The Gospel According to Trump

The keynote speaker at the annual National Prayer Breakfast on Thursday was former American Enterprise Association president and conservative columnist Arthur Brooks, who reiterated the theme of his 2019 book “Love Your Enemies.” Next up was President Donald Trump, who started his remarks by saying “Arthur, I don’t know if I agree with you.”
Trump fans will say that of course he was only kidding, and that critics simply fail to appreciate his sense of humor, but the rest of  the speech made quite clear Trump truly believes that the idea of loving one’s enemies is superstitious bunk. He might or might not know that he’s also disagreeing with Jesus Christ, but Jesus Christ said a lot of things that Trump clearly believes are bunk.
The line about loving one’s enemies comes from the fifth through seventh chapters of the Gospel According to Matthew, an account of the Sermon the Mount, which is pretty much the antithesis of everything Trump says and does.
When Trump was asked on the campaign trail to cite a favorite Bible verse he said “An eye for an eye, a tooth for a tooth,” which comes from the Old Testament book of Exodus, which Jewish tradition regards as an admonition that duly appointed governments should punish the guilty with penalties commensurate with the crime. Trump seems to regard it as permission for his hobby of exacting revenge on anyone he finds guilty of some slight, despite Romans 12:19 saying “Do not take revenge, my dear friends, but leave room for God’s wrath, for it is written: It is mine to avenge; I will repay, says the Lord.”
.The phrase comes up again in in Matthew 5:3, when Jesus told his followers “You have heard it was said, ‘eye for eye, tooth for tooth.’ But I tell you, do not resist an evil person. If anyone slaps you on the right cheek, turn to him the other cheek also.” Trump often tells his followers to “always punch back 10 times harder,” and although most of the followers are self-described Christians the line always gets big cheers and applause at the rallies.
“Blessed are the meek, for they shall inherit the earth,” Jesus said in Matthew 5:5, but Trump once said in an interview with Playboy Magazine that “Every successful person has a large ego,” and when asked if that included Mother Theresa and Jesus Christ he replied “Far greater than you’ll ever understand.” Jesus also told his followers on the mount “Do not store up for yourself treasures on earth” and “You cannot serve both God and money,” but Trump prefers the “prosperity gospel” of televangelist and White House advisor and “personal pastor” Paula White, which teaches that wealth is a sign that you’re good with God. In Matthew 7:1 Jesus tells his followers “Do not judge, or you too will be judged,” but Trump took the opportunity of the National Prayer Breakfast to disparage the religiosity of House Speaker Nancy Pelosi and Utah Sen. Mitt Romney and the basic human decency of anyone who dares criticize his presidency.

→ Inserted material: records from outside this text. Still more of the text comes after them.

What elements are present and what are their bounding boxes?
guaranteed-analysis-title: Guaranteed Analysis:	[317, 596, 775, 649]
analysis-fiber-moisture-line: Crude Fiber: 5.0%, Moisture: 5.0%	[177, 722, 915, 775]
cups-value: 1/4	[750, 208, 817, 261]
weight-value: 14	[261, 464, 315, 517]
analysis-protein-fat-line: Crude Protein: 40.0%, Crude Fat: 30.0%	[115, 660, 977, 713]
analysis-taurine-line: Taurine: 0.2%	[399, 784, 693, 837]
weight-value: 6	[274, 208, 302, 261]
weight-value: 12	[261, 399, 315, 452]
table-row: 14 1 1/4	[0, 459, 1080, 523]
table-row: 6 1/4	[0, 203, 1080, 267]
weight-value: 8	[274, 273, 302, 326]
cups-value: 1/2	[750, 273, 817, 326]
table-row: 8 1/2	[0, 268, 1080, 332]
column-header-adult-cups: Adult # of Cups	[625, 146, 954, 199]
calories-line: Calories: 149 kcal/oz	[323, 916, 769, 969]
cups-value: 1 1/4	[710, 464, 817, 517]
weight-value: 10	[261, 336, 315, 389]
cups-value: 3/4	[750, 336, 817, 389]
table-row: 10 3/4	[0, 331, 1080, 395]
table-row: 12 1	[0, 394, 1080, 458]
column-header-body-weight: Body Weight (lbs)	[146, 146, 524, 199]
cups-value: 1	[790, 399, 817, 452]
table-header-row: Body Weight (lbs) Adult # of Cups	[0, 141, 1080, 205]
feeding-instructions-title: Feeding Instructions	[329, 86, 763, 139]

The Sermon on the Mount also includes stuff about divorce and adultery and giving to the needy that Trump seems to regard as the rantings of a religious lunatic. He went from the National Prayer Breakfast to the East Room of the White House, where he once again cussed in front of the kids and lashed out at his enemies and told several provable lies during an unscripted stream-of-consciousness tirade that lasted more than an hour and sounded to us like the rantings of a very irreligious lunatic.
We don’t claim to have led such blameless lives that we won’t be relying on God’s mercy when the time comes, as Trump has claimed to have done, so we’ll happily leave it to God to ultimately judge Trump’s soul. Down here on earth we have a civic obligation to judge his fitness for the highest office in the land, though, and thanks to the American democracy God blessed us with we all get a say in that. Most of our fellow evangelical brothers and sisters regard Trump as their champion, and some even liken him to King David, who was beloved by God and given great power despite his extraordinary sins, but we’d note that David risked his life for God’s chosen people by challenging Goliath in single combat and only gained power after fully repenting and asking God’s forgiveness, whereas Trump had bone spurs and claims that he only asks forgiveness from God when “I drink my little wine and eat my little cracker,” which is how he described the rite of Holy Communion that Jesus consecrated before humbling Himself on the cross.
Our evangelical Christian brothers and sisters are entitled to their political opinions and their votes, and we’ll not judge them for it, but we will remind them of another line from the Sermon on the Mount, in Matthew 7:15: “Watch out for false prophets.”